Consolidating student loans and forbearance
For example, the Pay As You Earn plan offers forgiveness of any remaining balance after 20 years of on-time payments.So, if you've already made several years' worth of payments under the plan, you'd effectively be starting the clock over.If you use a federal direct consolidation loan, a weighted average of your loans' interest rates will be taken, and then adjusted upward by 0.125%.Although it's a small difference, it's important to be aware that you'll pay slightly more interest by consolidating.In other words, if you just graduated and apply for a consolidation loan, you need to be prepared to start making payments much sooner.When you consolidate your loans, your loan repayment term starts again, or could get even longer.Consolidating your student loans can seem like an attractive idea.

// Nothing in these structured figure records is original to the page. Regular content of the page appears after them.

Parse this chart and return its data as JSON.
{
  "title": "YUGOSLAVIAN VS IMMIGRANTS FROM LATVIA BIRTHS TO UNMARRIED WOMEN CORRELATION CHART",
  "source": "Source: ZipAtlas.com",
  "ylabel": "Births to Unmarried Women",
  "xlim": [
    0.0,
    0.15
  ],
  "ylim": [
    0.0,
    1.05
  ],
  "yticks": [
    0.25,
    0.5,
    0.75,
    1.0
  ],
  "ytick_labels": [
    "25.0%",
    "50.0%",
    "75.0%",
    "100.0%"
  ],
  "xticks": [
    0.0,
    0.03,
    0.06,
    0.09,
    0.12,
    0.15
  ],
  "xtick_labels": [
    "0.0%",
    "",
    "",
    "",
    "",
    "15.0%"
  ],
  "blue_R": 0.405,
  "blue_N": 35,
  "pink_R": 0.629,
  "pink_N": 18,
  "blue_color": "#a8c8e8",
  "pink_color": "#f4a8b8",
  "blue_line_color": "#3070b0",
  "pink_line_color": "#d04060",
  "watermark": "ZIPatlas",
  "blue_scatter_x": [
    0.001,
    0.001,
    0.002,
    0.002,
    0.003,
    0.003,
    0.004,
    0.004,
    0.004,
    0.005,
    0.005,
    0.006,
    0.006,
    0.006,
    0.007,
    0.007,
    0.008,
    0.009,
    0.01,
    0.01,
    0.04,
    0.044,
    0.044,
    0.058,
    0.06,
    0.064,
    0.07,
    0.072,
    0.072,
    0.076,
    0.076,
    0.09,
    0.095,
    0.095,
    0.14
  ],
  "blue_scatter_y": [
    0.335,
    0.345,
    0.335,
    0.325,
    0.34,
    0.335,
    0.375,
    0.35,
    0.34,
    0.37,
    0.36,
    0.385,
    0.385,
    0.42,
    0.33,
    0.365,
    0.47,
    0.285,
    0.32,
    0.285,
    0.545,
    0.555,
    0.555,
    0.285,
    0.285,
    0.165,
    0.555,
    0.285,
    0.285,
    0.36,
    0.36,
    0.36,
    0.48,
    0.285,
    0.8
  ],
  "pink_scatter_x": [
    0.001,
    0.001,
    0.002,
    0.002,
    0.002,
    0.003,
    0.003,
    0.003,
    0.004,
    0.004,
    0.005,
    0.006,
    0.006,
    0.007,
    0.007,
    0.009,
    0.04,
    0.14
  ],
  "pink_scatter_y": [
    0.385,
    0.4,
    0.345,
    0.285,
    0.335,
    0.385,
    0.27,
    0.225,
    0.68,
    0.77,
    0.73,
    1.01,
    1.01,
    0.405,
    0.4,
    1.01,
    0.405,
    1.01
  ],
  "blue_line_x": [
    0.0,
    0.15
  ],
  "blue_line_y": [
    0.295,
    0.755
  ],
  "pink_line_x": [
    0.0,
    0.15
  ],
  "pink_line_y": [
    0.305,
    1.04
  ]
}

These loans have interest rates ranging from 5.75% to 6.75%.
Many borrowers are attracted to consolidating because it often translates into a lower monthly payment.
However, you'll end up paying your loans for a longer period of time, especially if you've already been paying on your loans for some time.
However, student loan consolidation has its drawbacks as well and isn't a smart move for everybody.
Here are 7 reasons why you may be better off leaving your student loans as they are.
If you apply for a consolidation loan with a private lender, your new interest rate will be based on factors such as your credit history, repayment term length, and your lender's currently available interest rates.